Looking Glass Girl by Cathy Cassidy
Genre: Retelling, Contemporary
Published by: Puffin
Where to Find: Goodreads | Amazon | Author
Eight years ago when I read my first Cathy Cassidy book, I promised myself that no matter what I age I was, I’d always try and read her books. Although I’m no longer the target audience of the stories, her books never fail to make me feel happy in a giddy, cute way. I managed to snag ‘Looking Glass Girl’, the Alice in Wonderland retelling, from my local library, and I have to say it has become one of my favourites!
Plot and Person
The story follows Alice, a girl who fell into a comatose state after tripping down the stairs at a themed sleepover. We don’t know what caused the accident or if it was an accident after all, so with every turn of the page, we get closer to discovering the mystery, while Alice gets closer to discovering herself, trapped in a mad land of talking animals and jam tarts.

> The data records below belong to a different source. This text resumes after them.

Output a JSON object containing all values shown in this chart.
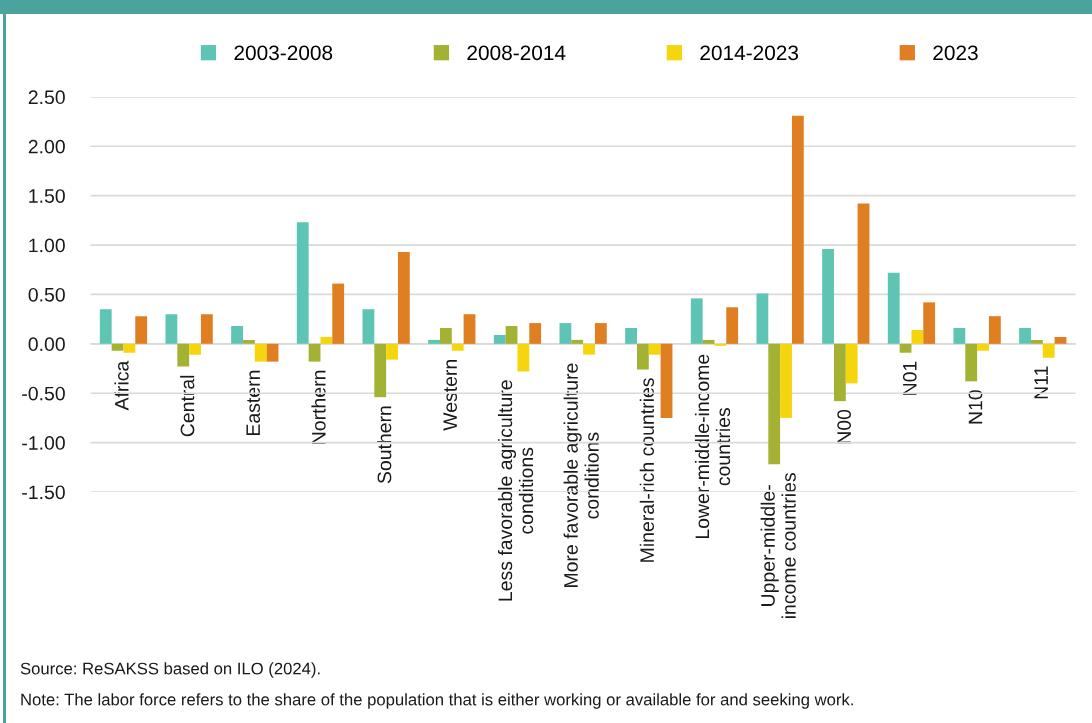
{
  "chart_data": {
    "type": "bar",
    "categories": [
      "Africa",
      "Central",
      "Eastern",
      "Northern",
      "Southern",
      "Western",
      "Less favorable agriculture\nconditions",
      "More favorable agriculture\nconditions",
      "Mineral-rich countries",
      "Lower-middle-income\ncountries",
      "Upper-middle-\nincome countries",
      "N00",
      "N01",
      "N10",
      "N11"
    ],
    "series": [
      {
        "name": "2003-2008",
        "color": "#5ec4b4",
        "values": [
          0.35,
          0.3,
          0.18,
          1.23,
          0.35,
          0.04,
          0.09,
          0.21,
          0.16,
          0.46,
          0.51,
          0.96,
          0.72,
          0.16,
          0.16
        ]
      },
      {
        "name": "2008-2014",
        "color": "#a3b232",
        "values": [
          -0.07,
          -0.23,
          0.04,
          -0.18,
          -0.54,
          0.16,
          0.18,
          0.04,
          -0.26,
          0.04,
          -1.22,
          -0.58,
          -0.09,
          -0.38,
          0.04
        ]
      },
      {
        "name": "2014-2023",
        "color": "#f5d60e",
        "values": [
          -0.09,
          -0.11,
          -0.18,
          0.07,
          -0.16,
          -0.07,
          -0.28,
          -0.11,
          -0.11,
          -0.02,
          -0.75,
          -0.4,
          0.14,
          -0.07,
          -0.14
        ]
      },
      {
        "name": "2023",
        "color": "#e07e22",
        "values": [
          0.28,
          0.3,
          -0.18,
          0.61,
          0.93,
          0.3,
          0.21,
          0.21,
          -0.75,
          0.37,
          2.31,
          1.42,
          0.42,
          0.28,
          0.07
        ]
      }
    ],
    "ylim": [
      -1.5,
      2.5
    ],
    "yticks": [
      {
        "value": -1.5,
        "label": "-1.50"
      },
      {
        "value": -1.0,
        "label": "-1.00"
      },
      {
        "value": -0.5,
        "label": "-0.50"
      },
      {
        "value": 0,
        "label": "0.00"
      },
      {
        "value": 0.5,
        "label": "0.50"
      },
      {
        "value": 1.0,
        "label": "1.00"
      },
      {
        "value": 1.5,
        "label": "1.50"
      },
      {
        "value": 2.0,
        "label": "2.00"
      },
      {
        "value": 2.5,
        "label": "2.50"
      }
    ],
    "grid": "y",
    "legend": "top",
    "annotations": [
      "Source: ReSAKSS based on ILO (2024).",
      "Note: The labor force refers to the share of the population that is either working or available for and seeking work."
    ]
  }
}
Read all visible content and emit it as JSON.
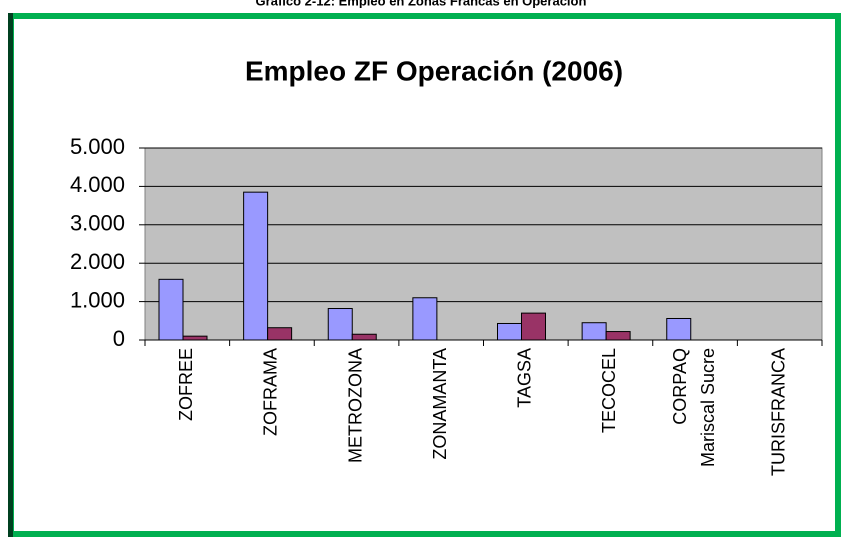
{
  "caption": "Gráfico 2-12: Empleo en Zonas Francas en Operación",
  "chart_data": {
    "type": "bar",
    "title": "Empleo ZF Operación (2006)",
    "categories": [
      "ZOFREE",
      "ZOFRAMA",
      "METROZONA",
      "ZONAMANTA",
      "TAGSA",
      "TECOCEL",
      "CORPAQ\nMariscal Sucre",
      "TURISFRANCA"
    ],
    "series": [
      {
        "color": "#9999ff",
        "values": [
          1580,
          3850,
          820,
          1100,
          430,
          450,
          560,
          0
        ]
      },
      {
        "color": "#993366",
        "values": [
          100,
          320,
          150,
          0,
          700,
          220,
          0,
          0
        ]
      }
    ],
    "ylim": [
      0,
      5000
    ],
    "yticks": [
      0,
      {
        "value": 1000,
        "label": "1.000"
      },
      {
        "value": 2000,
        "label": "2.000"
      },
      {
        "value": 3000,
        "label": "3.000"
      },
      {
        "value": 4000,
        "label": "4.000"
      },
      {
        "value": 5000,
        "label": "5.000"
      }
    ],
    "grid": true
  }
}
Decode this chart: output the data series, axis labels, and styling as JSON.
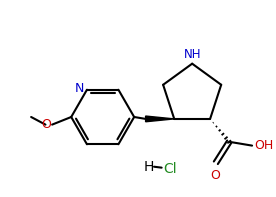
{
  "bg_color": "#ffffff",
  "bond_color": "#000000",
  "atom_colors": {
    "N": "#0000cd",
    "O": "#cc0000",
    "Cl": "#228B22",
    "H": "#000000",
    "C": "#000000"
  },
  "figsize": [
    2.76,
    1.97
  ],
  "dpi": 100
}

The story is told in a mixture of 1st and 3rd person. Alice takes the 1st person role, but when she can no longer speak, her friends, peers, parents and love interest take over the story telling. It also jumps from before her fall and during her coma, which really builds the atmosphere of suspense as it’s revealed slowly, but surely, how Alice came to be mangled under a broken mirror.
What I loved about this retelling was its ability to stand as a novel on its own, without the intertextual elements. It goes without saying, I really loved the small Wonderland parts, when Alice was asleep, and I loved how they disjointedly linked to what people were doing and saying in the real world, but overall, it was a very diluted retelling.
Instead of Cathy’s characters taking on the role of the Wonderland cast, it was all just themed, with subtle nods to the original text, including Alice’s name, of course. The way I could extract the characters from the original tale made it less predictable and more exciting to read, because Cathy could take it in any direction.
I felt like the characters of Looking Glass Girl were set apart from the characters of her stand alone novels, or The Chocolate Box Girls. Alice is brave and interesting. I really liked the pure vulnerability she had after she was bullied, but she didn’t become completely spineless. She was apprehensive and not entirely gullible, which made me root for her even more. I guess, she was sensible and embodied the qualities of a teenage girl I wish I’d possessed at that age when I was going through a similar situation.
Also, none of the cast were easily defined as good or bad. Lainey, Alice’s ex-BFF was incredibly complex and emotive, while Savvy, painted as the villain, had great hidden depths. In middle-grade/early YA fiction, it’s easy for characters to just have one personality trait, but this book was accomplished in showing how diverse teenagers can be.
Oh goodness, I just love a good Cathy Cassidy romance. They’re so idyllic and lovely. Luke was no exception to Cathy’s collection of ridiculously cute and endearing boys. If only we could all have one in our lives.
Overall, I’m going to give ‘Looking Glass Girl’ four stars. I enjoyed it immensely, so much so, I read it in one sitting. I highly recommend the story to anyone who loves the Wonderland world, but also to anyone looking for a simply great book, with thrills and secrets and delicious party food.